Einem Landesbeamten aus Kärnten ist die Fehlinterpretation der EU-Richtlinie 89/362 zu verdanken, die ein vermeintliches "Schwalben-Verbot" in Ställen vorschrieb. Einige Landwirte liefen gegen die Richtlinie Sturm, da Schwalben in Ställen mit Vorliebe Jagt auf lästige Fliegen machen. Die EU hatte jedoch nur festgelegt, dass sich während des Melkens kein "Geflügel, Nagetiere und Ungeziefer" in den Stallungen befinden sollte.

EU-Mythen halten sich hartnäckig

Auch andere Evergreens unter den EU-Mythen werden verlässlich - vor allem in Wahljahren - von EU-kritischen Parteien und dem Boulevard immer wieder gerne forciert: "Die EU will Österreichs Wasser verkaufen", "Die EU bestimmt über unsere Pensionen", "Der Euro ist ein Teuro", "Die Österreicher sind die Zahlmeister der EU" und "Die EU-Erweiterung führt zu Sozialtourismus". Jeder dieser Mythen wurde schon mehrfach widerlegt - einige davon in der Studie "Legenden und Mythen rund um die Europäische Union... und was wirklich dahinter steckt" der Österreichischen Wirtschaftskammer.

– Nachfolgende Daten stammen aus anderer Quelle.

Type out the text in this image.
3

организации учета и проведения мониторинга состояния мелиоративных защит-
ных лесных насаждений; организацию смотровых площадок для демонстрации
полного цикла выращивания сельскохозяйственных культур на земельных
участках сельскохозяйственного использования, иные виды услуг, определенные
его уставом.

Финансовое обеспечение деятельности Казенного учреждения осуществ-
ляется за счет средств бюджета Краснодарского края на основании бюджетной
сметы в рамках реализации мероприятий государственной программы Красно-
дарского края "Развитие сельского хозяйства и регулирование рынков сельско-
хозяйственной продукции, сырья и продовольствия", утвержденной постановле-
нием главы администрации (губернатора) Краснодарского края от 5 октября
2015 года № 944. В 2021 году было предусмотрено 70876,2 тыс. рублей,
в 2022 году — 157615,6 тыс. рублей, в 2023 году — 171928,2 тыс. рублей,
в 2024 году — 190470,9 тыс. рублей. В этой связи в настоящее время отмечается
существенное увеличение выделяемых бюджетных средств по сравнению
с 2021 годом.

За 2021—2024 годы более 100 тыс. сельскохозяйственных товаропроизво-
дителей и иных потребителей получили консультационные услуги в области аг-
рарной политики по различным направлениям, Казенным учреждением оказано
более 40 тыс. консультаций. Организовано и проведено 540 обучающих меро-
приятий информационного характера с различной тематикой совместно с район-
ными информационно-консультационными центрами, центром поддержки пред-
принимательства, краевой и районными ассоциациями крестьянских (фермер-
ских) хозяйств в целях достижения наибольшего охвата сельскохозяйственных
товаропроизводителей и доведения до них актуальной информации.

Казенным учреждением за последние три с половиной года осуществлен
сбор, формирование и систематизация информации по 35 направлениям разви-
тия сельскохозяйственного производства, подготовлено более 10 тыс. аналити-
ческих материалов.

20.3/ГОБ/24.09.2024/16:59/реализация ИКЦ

Schwerwiegender für die außenpolitische Zukunft der Union ist das Gericht, die EU dürfe Österreicher ungefragt in den Krieg schicken. Es ist zwar richtig, dass es im Lissabon Vertrag eine sogenannte Solidaritätklausel gibt, die die gegenseitige Hilfe unter Mitgliedstaaten im Falle von Katastrophen und Terroranschlägen vereinbart. Jedoch ist diese Klausel nicht mit der militärischen Beistandsklausel zu verwechseln, die festlegt, dass neutrale Länder wie Österreich unabhängig entscheiden dürfen, wann und wo ihre Soldaten zum Einsatz kommen.

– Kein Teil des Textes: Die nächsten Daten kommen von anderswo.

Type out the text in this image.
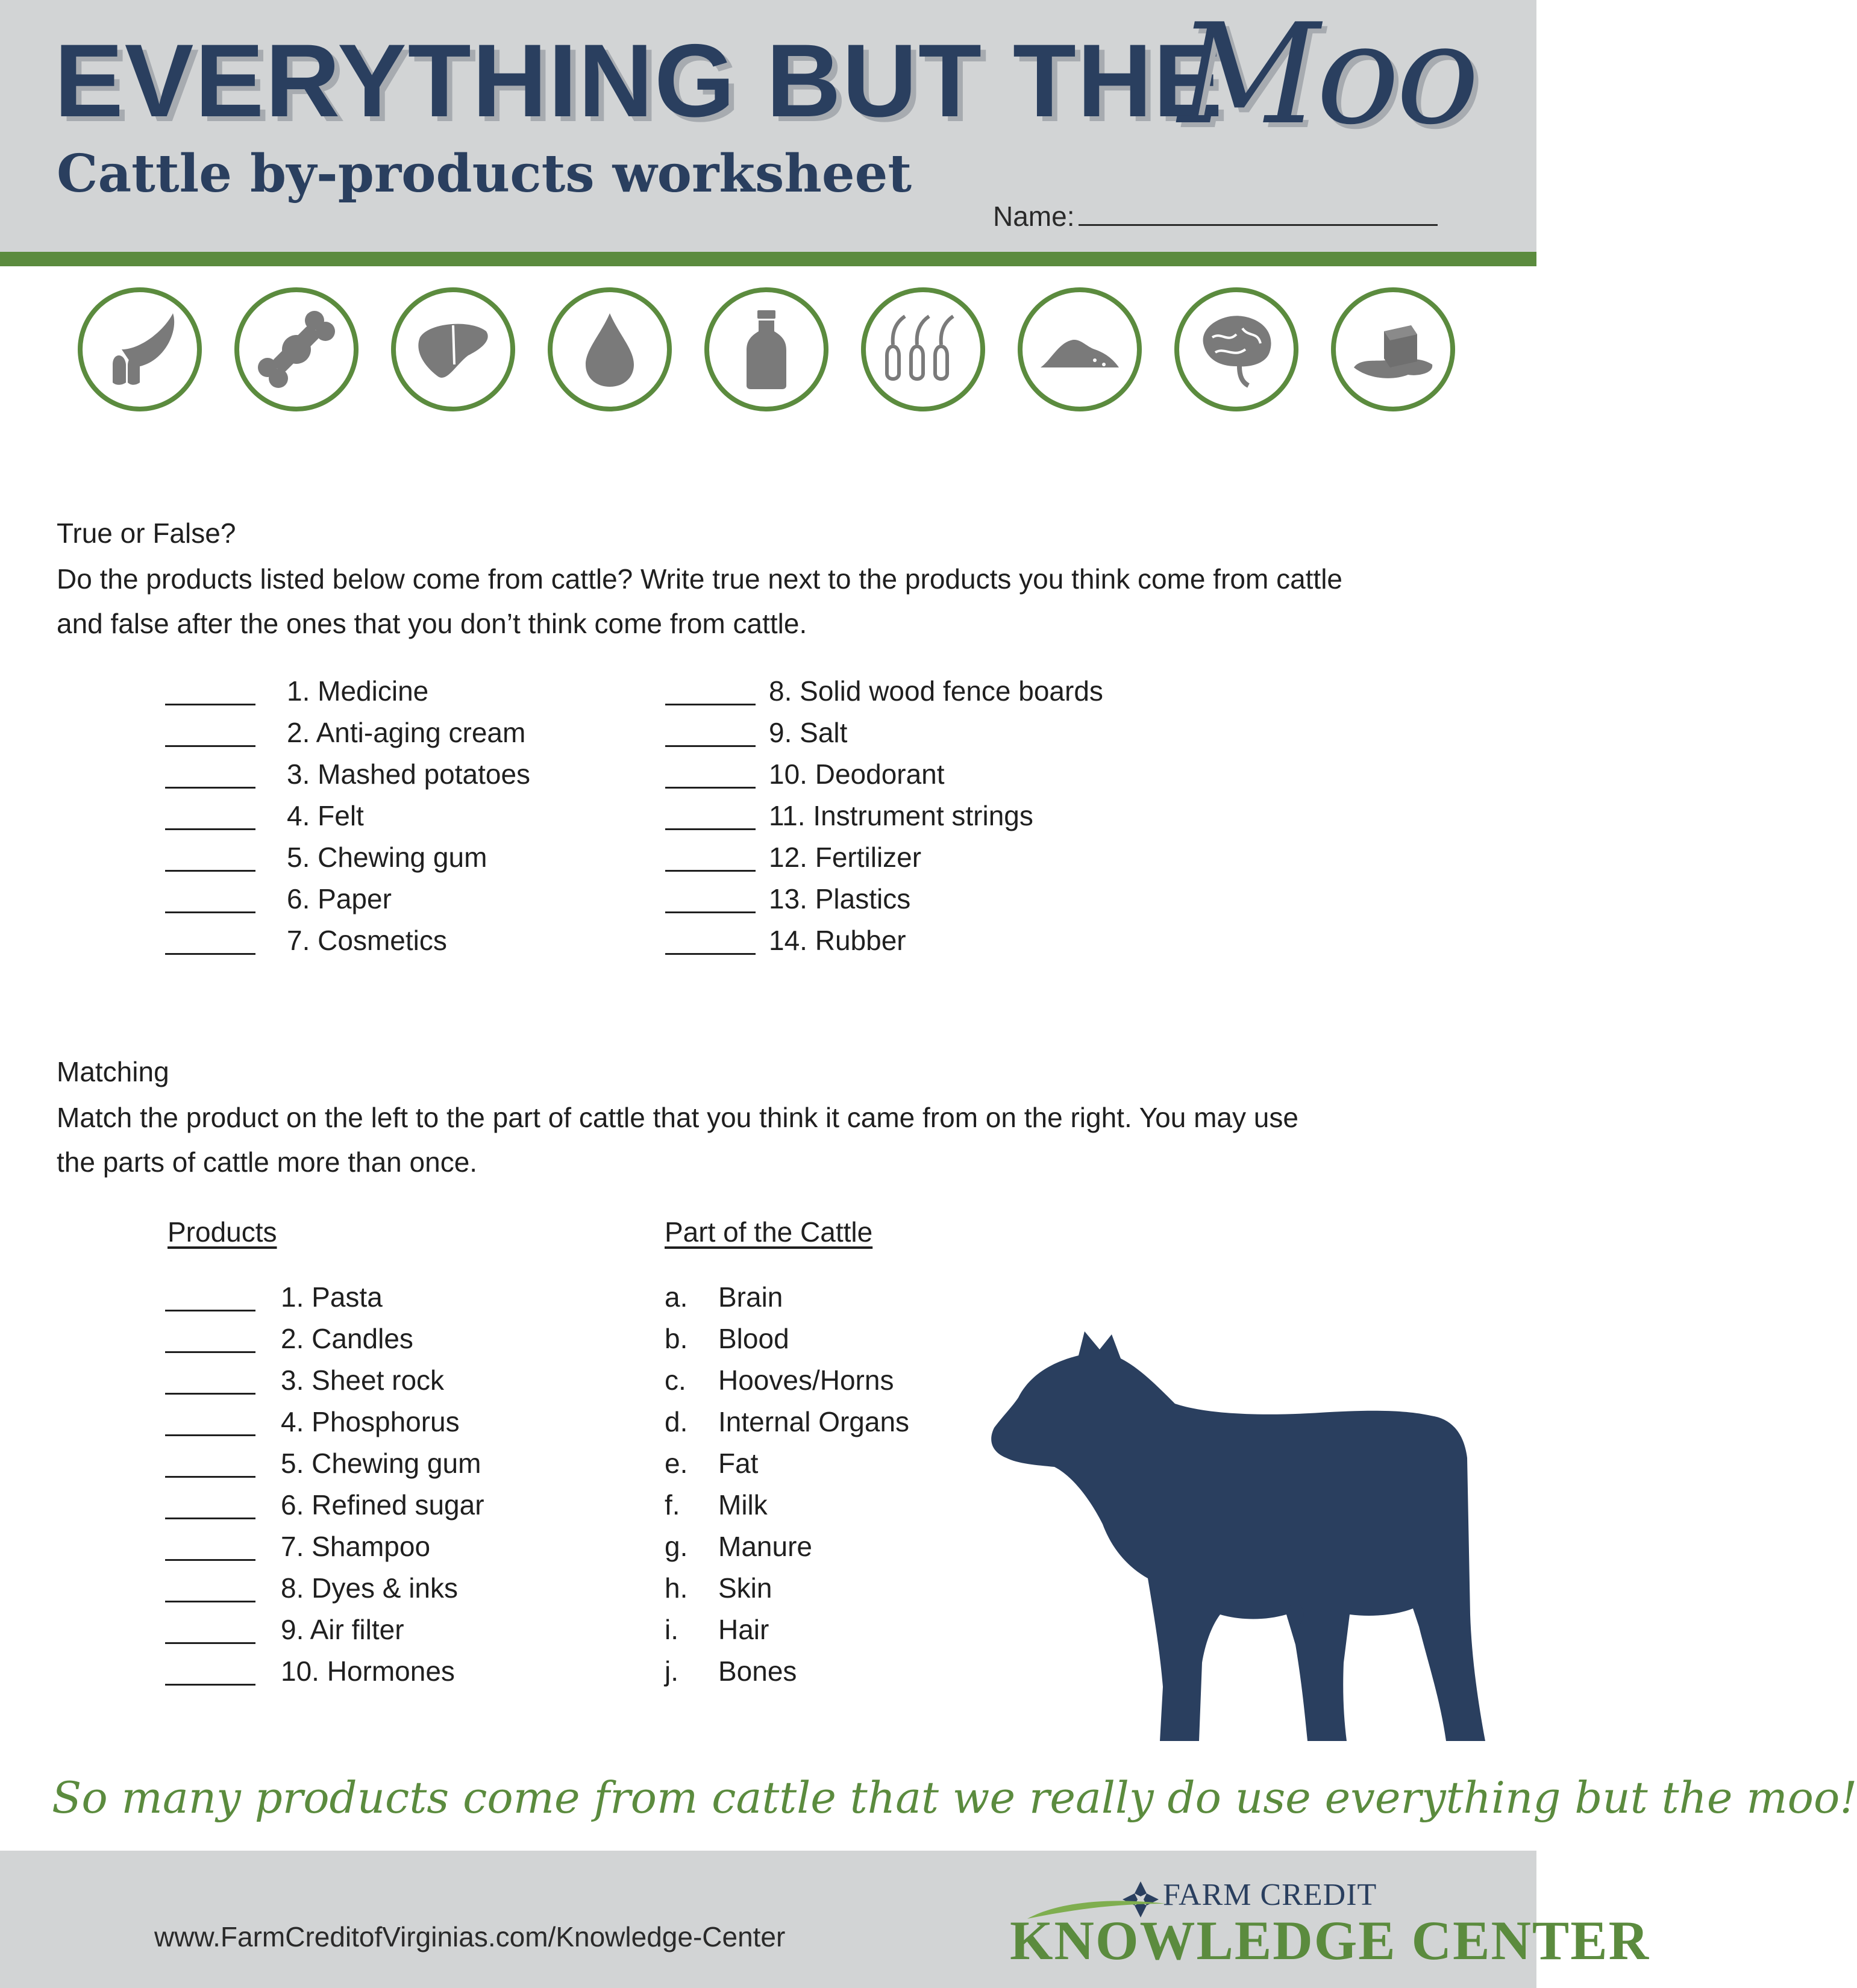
EVERYTHING BUT THE
Moo
Cattle by-products worksheet
Name:
True or False?
Do the products listed below come from cattle? Write true next to the products you think come from cattle
and false after the ones that you don’t think come from cattle.
Matching
Match the product on the left to the part of cattle that you think it came from on the right. You may use
the parts of cattle more than once.
Products	Part of the Cattle
So many products come from cattle that we really do use everything but the moo!
www.FarmCreditofVirginias.com/Knowledge-Center
FARM CREDIT
KNOWLEDGE CENTER
1. Medicine
2. Anti-aging cream
3. Mashed potatoes
4. Felt
5. Chewing gum
6. Paper
7. Cosmetics
8. Solid wood fence boards
9. Salt
10. Deodorant
11. Instrument strings
12. Fertilizer
13. Plastics
14. Rubber
1. Pasta
2. Candles
3. Sheet rock
4. Phosphorus
5. Chewing gum
6. Refined sugar
7. Shampoo
8. Dyes & inks
9. Air filter
10. Hormones
a. Brain
b. Blood
c. Hooves/Horns
d. Internal Organs
e. Fat
f. Milk
g. Manure
h. Skin
i. Hair
j. Bones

Auch sollte ein für alle mal mit dem Mythos der "Beamtenunion" aufgeräumt werden. Das wichtigste Organ der EU - die Kommission - zählt 23.000 Beamte, die für rund 506 Millionen EU-Bürger zuständig sind. Das entspricht einem Verhältnis von 1:22.000. Das Magistrat der Stadt Wien hingegen zählt für eine Bevölkerung von knapp 1,8 Millionen fast 30.000 Mitarbeiter - also einen Beamten pro 60 Wienern.